Dating scammers in nigeria
Their anthem, "I Go Chop Your Dollars," hugely popular in Lagos, hit the airwaves a few months ago as a CD penned by an artist called Osofia: "419 is just a game, you are the losers, we are the winners.White people are greedy, I can say they are greedy White men, I will eat your dollars, will take your money and disappear.419 is just a game, we are the masters, you are the losers." "Nobody feels sorry for the victims," Samuel said. Don't you worry your pretty lil head, hun," the victim wrote back.
It's the kind of place where plainclothes police prowl the streets extorting bribes, where mobs burn thieves to death for stealing a cellphone, and where some people paint "This House Is Not For Sale" in big letters on their homes, in case someone posing as the owner tries to put it on the market.
The scams offer fabulous riches or the love of your life, but first the magha has to send a series of escalating fees and payments. The scammer replied, "Would you send the money this week so I may buy a ticket? In a series of "mishaps," her wallet is stolen and she is held hostage by the hotel owner until she can come up with hundreds of dollars for the bill. Basil Udotai of the government's Nigerian Cybercrime Working Group said 419 fraud represents a tiny portion of Nigerian computer crime, but is taken seriously by authorities because of the damage it does to the country's reputation.
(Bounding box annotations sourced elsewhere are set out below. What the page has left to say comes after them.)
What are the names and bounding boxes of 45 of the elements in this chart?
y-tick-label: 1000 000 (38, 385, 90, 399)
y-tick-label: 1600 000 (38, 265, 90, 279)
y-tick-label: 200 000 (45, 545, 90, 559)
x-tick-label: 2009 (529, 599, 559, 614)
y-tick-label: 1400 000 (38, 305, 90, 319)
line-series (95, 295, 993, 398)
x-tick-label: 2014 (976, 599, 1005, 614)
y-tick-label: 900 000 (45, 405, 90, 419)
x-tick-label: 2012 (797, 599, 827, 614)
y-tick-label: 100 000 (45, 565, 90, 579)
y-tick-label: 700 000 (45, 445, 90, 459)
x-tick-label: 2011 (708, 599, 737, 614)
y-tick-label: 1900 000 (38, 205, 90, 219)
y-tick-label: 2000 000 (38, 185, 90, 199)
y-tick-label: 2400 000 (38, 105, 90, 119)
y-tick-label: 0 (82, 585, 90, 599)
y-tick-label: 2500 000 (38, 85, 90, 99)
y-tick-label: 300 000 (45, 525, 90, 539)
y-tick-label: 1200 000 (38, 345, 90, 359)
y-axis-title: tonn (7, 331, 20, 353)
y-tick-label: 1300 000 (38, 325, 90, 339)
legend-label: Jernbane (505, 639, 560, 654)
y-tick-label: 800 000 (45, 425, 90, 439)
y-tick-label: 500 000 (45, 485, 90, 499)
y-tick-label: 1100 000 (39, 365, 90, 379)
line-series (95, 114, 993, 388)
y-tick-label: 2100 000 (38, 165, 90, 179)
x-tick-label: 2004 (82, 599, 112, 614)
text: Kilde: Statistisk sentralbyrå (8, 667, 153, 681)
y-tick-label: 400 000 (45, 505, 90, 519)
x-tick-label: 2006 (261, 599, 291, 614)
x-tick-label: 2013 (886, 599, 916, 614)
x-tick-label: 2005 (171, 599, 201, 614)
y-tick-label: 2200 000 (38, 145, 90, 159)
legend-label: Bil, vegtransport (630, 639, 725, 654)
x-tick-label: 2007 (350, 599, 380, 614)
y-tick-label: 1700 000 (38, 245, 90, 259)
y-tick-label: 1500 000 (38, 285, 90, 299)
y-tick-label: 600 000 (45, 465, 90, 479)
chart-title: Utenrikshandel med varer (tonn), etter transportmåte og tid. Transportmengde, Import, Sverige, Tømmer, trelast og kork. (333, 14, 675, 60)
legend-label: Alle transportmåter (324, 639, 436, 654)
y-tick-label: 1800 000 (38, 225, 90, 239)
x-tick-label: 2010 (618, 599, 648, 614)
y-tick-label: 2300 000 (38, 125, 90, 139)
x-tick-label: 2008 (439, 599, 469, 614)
In a dating scam, for instance, the fraudsters send pictures taken from modeling websites. She needs a new airline ticket, has to bribe churlish customs officials and gets caught. "The government is not just sitting on its hands," he said.
After noting Samuel's speed and skill, the crime boss, nicknamed Shepherd, invited him to his mansion to try extracting e-mail addresses using search engines.
Then, to make Samuel feel special, he took him shopping for designer clothes. When you're around him he makes you feel you have no problems," Samuel said.
Most recipients hit delete, delete, delete, delete without ever opening the messages that urge them to claim the untold riches of a long-lost deceased second cousin, and the messages that offer millions of dollars to help smuggle loot stolen by a corrupt Nigerian official into a U. The targets are called maghas — scammer slang from a Yoruba word meaning fool, and refers to gullible white people.